Egyptian security officials say that they have intercepted large caches of weapons, including surface-to-air missiles in tunnels connecting Egypt with the Gaza Strip since Libyan dictator Muammar Gaddafi's ouster in August. The missiles have also been seized en route to the Sinai, the Washington Post reported.
"We believe some Palestinian groups made a deal with the Libyans to get special weapons such as shoulder-fired surface-to-air missiles," said Samah Seif el-Yazal, a retired general in Egyptian military intelligence. Several surface-to-air missiles had been intercepted on a desert road from Libya to Alexandria, Egypt and headed north to Gaza, he said.
Washington estimates that the Gaddafi regime had as many as 20,000 surface-to-air missiles and authorities are working with the new Libyan government to locate them. While thousands of the missiles are believed to have been destroyed in this year's NATO bombing raids, many were looted in the chaos of the Libyan war and are being smuggled into jihadist havens such as Gaza and the Sinai.
In Hamas-controlled Gaza, Palestinian terrorists target Israel with a substantial arsenal including surface-to-surface missiles. Until now, their anti-aircraft capability has been limited. The introduction of shoulder-fired anti-aircraft missiles could enhance Hamas' ability to target Israeli helicopters and other aircraft which patrol the skies over Gaza.
Libya's loose weapons could also destabilize the Sinai, where radicals have launched seven attacks on a pipeline that ships natural gas to Israel since the fall of President Hosni Mubarak in February. A cross-border attack launched in August by Hamas and al Qaida-linked jihadists in the Sinai killed eight people and wounded 30 near Eilat, prompting an Israeli raid against Sinai terror cells in which six Egyptian soldiers were killed.

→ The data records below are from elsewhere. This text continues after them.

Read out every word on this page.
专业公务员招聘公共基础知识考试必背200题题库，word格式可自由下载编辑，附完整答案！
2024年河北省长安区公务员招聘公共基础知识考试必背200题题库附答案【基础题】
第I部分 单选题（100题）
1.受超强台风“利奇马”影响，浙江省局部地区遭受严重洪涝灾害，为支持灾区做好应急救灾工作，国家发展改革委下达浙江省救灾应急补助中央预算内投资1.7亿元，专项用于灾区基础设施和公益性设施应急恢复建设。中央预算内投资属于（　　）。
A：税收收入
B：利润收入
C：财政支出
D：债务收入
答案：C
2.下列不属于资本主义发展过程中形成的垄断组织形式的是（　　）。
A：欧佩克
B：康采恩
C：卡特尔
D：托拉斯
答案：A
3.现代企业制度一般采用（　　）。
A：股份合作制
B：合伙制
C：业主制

An Egyptian security official and brigadier general who served recently in the Sinai said weapons seizures have included explosives and automatic weapons along with Russian-made Strela-2 and Strela-3 shoulder-fired anti-aircraft missiles.
But Sinai and Gaza residents interviewed by the Post indicated that Cairo faces an uphill battle to stop the weapons traffic. Bedouins in the Sinai reacted dismissively to calls for weapons registration, saying they needed their arms to protect themselves from the police. One weapons smuggler said the job has become easy since the Egyptian uprising began in February. The price for Stinger-like anti-aircraft missiles has plummeted around Gaza, he said, because so many of the weapons have become available.